2. The issuance of the Shares has been duly authorized and, when issued and delivered by the Trust in accordance with the Resolutions and the Registration Statement against payment of the consideration set forth therein, the Shares will be validly issued, fully paid and nonassessable.
The foregoing opinion is limited to the laws of the State of Maryland and we do not express any opinion herein concerning any other law. We express no opinion as to the applicability or effect of federal or state securities laws, including the securities laws of the State of Maryland, or as to federal or state laws regarding fraudulent transfers. To the extent that any matter as to which our opinion is expressed herein would be governed by the laws of any jurisdiction other than the State of Maryland, we do not express any opinion on such matter. The opinion expressed herein is subject to the effect of any judicial decision which may permit the introduction of parol evidence to modify the terms or the interpretation of agreements.

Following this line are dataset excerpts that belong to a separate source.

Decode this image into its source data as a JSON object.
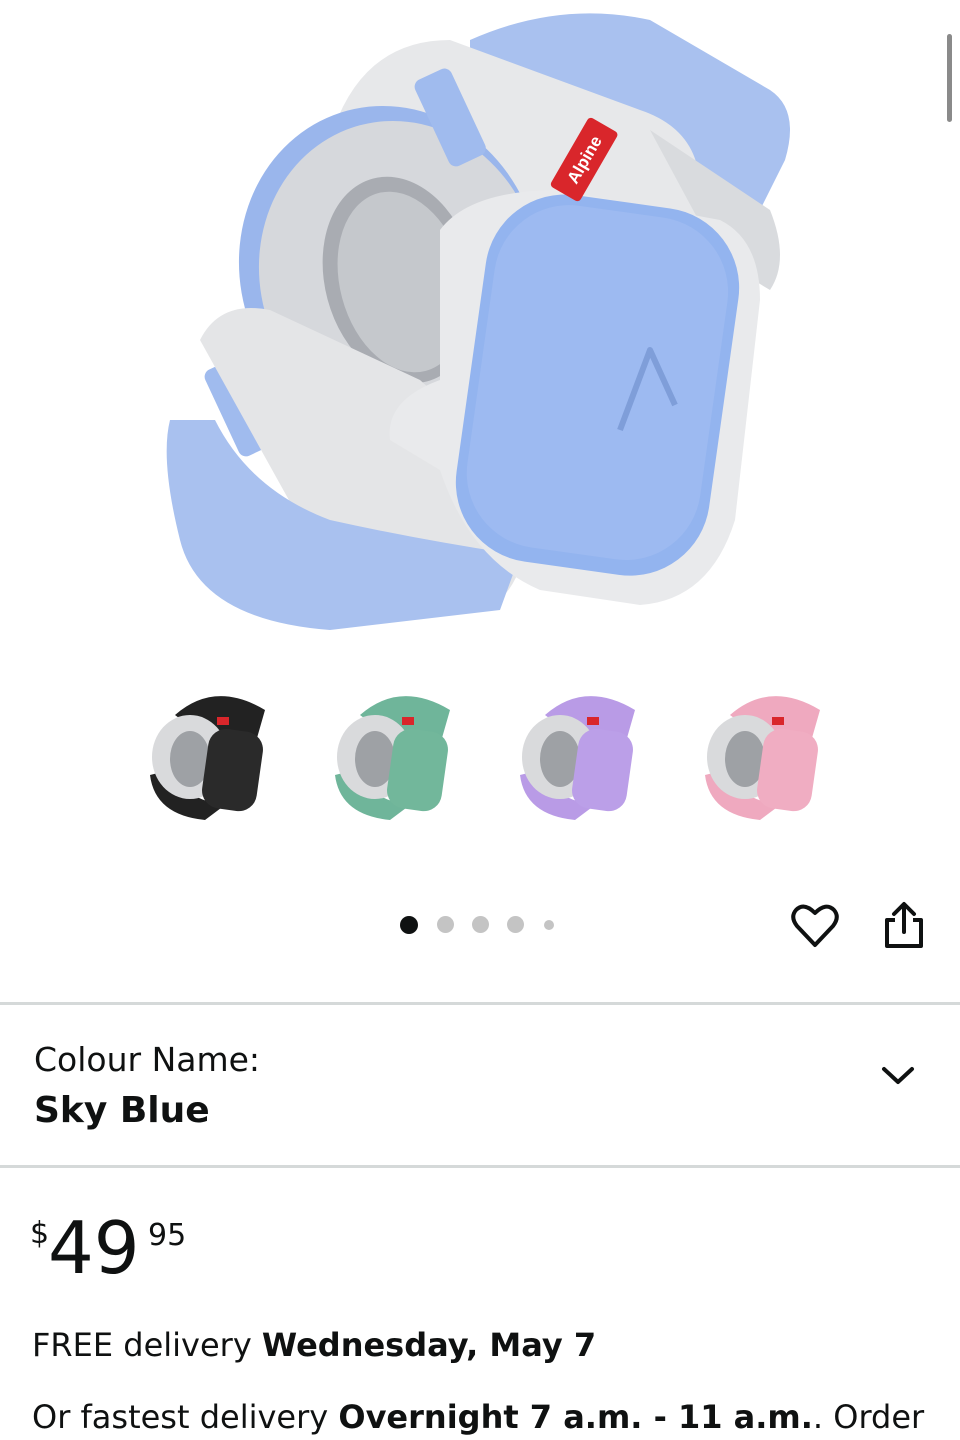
{
  "product": {
    "brand_tag": "Alpine",
    "colour_label": "Colour Name:",
    "colour_value": "Sky Blue",
    "variants": [
      {
        "name": "black",
        "color": "#2a2a2a"
      },
      {
        "name": "green",
        "color": "#6fb59a"
      },
      {
        "name": "purple",
        "color": "#b99be6"
      },
      {
        "name": "pink",
        "color": "#efa9bf"
      }
    ],
    "gallery": {
      "total_images": 5,
      "active_index": 0
    },
    "accent_color": "#8fb0ee"
  },
  "price": {
    "currency": "$",
    "whole": "49",
    "fraction": "95"
  },
  "delivery": {
    "free_prefix": "FREE delivery ",
    "free_date": "Wednesday, May 7",
    "fast_prefix": "Or fastest delivery ",
    "fast_window": "Overnight 7 a.m. - 11 a.m.",
    "fast_suffix": ". Order"
  },
  "icons": {
    "wishlist": "heart-icon",
    "share": "share-icon",
    "expand": "chevron-down-icon"
  }
}
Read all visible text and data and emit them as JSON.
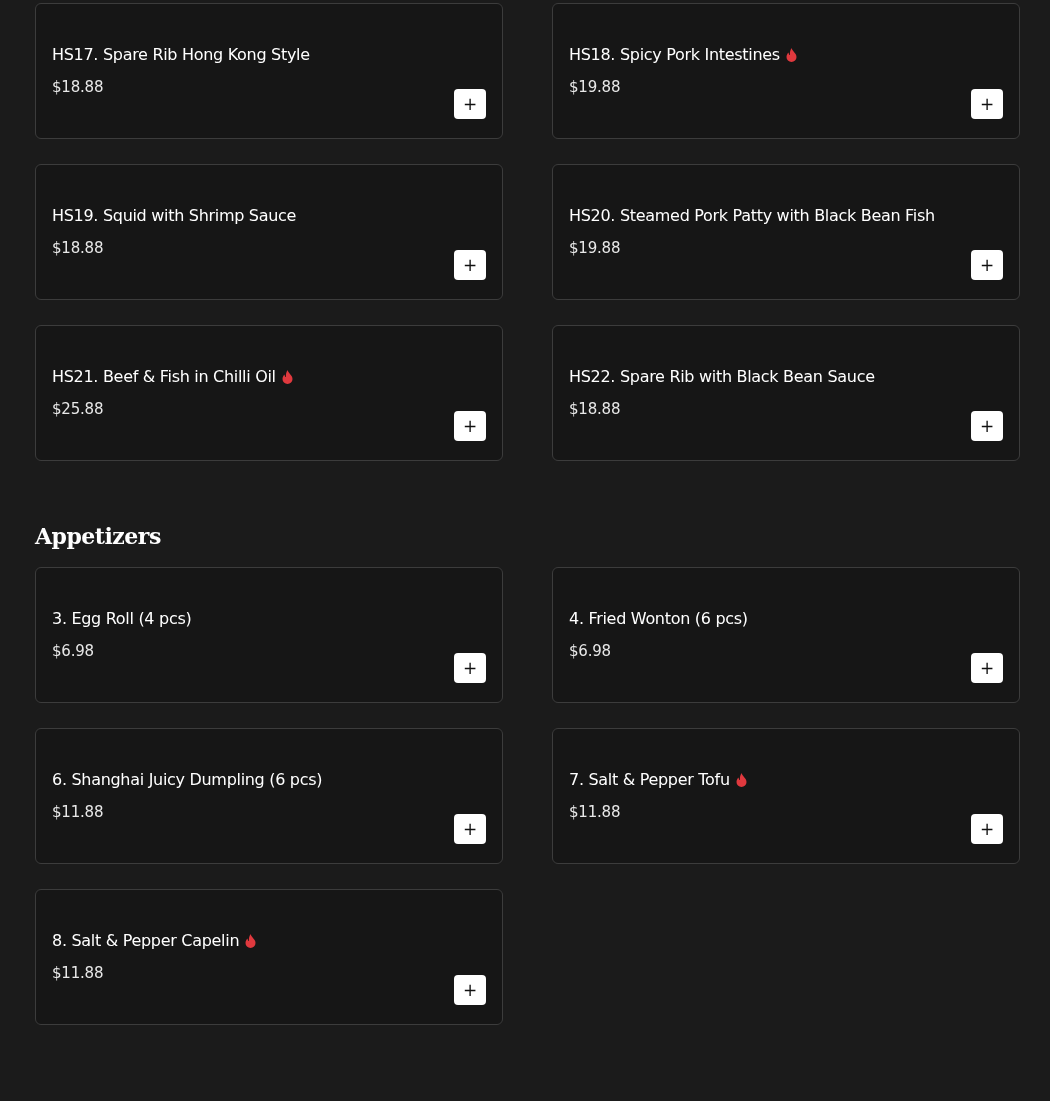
{
  "sections": [
    {
      "items": [
        {
          "name": "HS17. Spare Rib Hong Kong Style",
          "price": "$18.88",
          "spicy": false,
          "add_label": "+"
        },
        {
          "name": "HS18. Spicy Pork Intestines",
          "price": "$19.88",
          "spicy": true,
          "add_label": "+"
        },
        {
          "name": "HS19. Squid with Shrimp Sauce",
          "price": "$18.88",
          "spicy": false,
          "add_label": "+"
        },
        {
          "name": "HS20. Steamed Pork Patty with Black Bean Fish",
          "price": "$19.88",
          "spicy": false,
          "add_label": "+"
        },
        {
          "name": "HS21. Beef & Fish in Chilli Oil",
          "price": "$25.88",
          "spicy": true,
          "add_label": "+"
        },
        {
          "name": "HS22. Spare Rib with Black Bean Sauce",
          "price": "$18.88",
          "spicy": false,
          "add_label": "+"
        }
      ]
    },
    {
      "heading": "Appetizers",
      "items": [
        {
          "name": "3. Egg Roll (4 pcs)",
          "price": "$6.98",
          "spicy": false,
          "add_label": "+"
        },
        {
          "name": "4. Fried Wonton (6 pcs)",
          "price": "$6.98",
          "spicy": false,
          "add_label": "+"
        },
        {
          "name": "6. Shanghai Juicy Dumpling (6 pcs)",
          "price": "$11.88",
          "spicy": false,
          "add_label": "+"
        },
        {
          "name": "7. Salt & Pepper Tofu",
          "price": "$11.88",
          "spicy": true,
          "add_label": "+"
        },
        {
          "name": "8. Salt & Pepper Capelin",
          "price": "$11.88",
          "spicy": true,
          "add_label": "+"
        }
      ]
    }
  ]
}
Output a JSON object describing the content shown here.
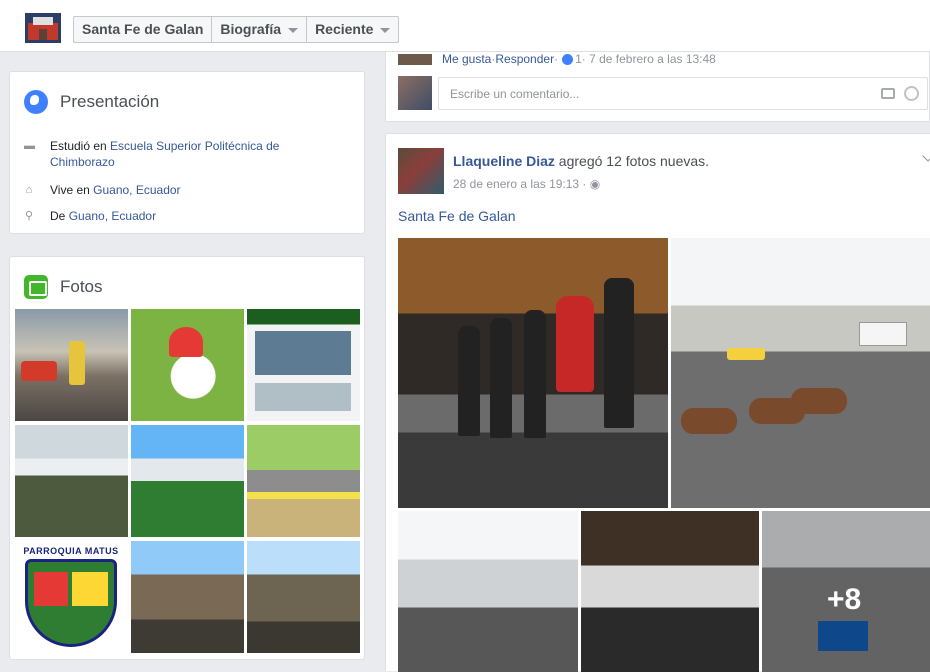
{
  "header": {
    "breadcrumbs": [
      "Santa Fe de Galan",
      "Biografía",
      "Reciente"
    ]
  },
  "intro": {
    "title": "Presentación",
    "studied_prefix": "Estudió en ",
    "studied_place": "Escuela Superior Politécnica de Chimborazo",
    "lives_prefix": "Vive en ",
    "lives_place": "Guano, Ecuador",
    "from_prefix": "De ",
    "from_place": "Guano, Ecuador"
  },
  "photos": {
    "title": "Fotos",
    "logo_text": "PARROQUIA MATUS"
  },
  "comment": {
    "meta_like": "Me gusta",
    "meta_sep": " · ",
    "meta_reply": "Responder",
    "meta_sep2": " · ",
    "meta_count": "1",
    "meta_time": " · 7 de febrero a las 13:48",
    "placeholder": "Escribe un comentario..."
  },
  "post": {
    "author": "Llaqueline Diaz",
    "action": " agregó 12 fotos nuevas.",
    "time": "28 de enero a las 19:13 · ",
    "text": "Santa Fe de Galan",
    "more_photos": "+8"
  },
  "colors": {
    "link": "#365899",
    "background": "#e9ebee",
    "intro_icon": "#4080ff",
    "photos_icon": "#42b72a"
  }
}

The opinion expressed herein is limited to the matters specifically set forth herein and no other opinion shall be inferred beyond the matters expressly stated. We assume no obligation to supplement this opinion if any applicable law changes after the date hereof or if we become aware of any fact that might change the opinion expressed herein after the date hereof.
This opinion is being furnished to you for submission to the Commission as an exhibit to the Trust’s Current Report on Form 8-K relating to the Shares (the “Current Report”). We hereby consent to the filing of this opinion as an exhibit to the Current Report and to the use of the name of our firm therein. In giving this consent, we do not admit that we are within the category of persons whose consent is required by Section 7 of the 1933 Act.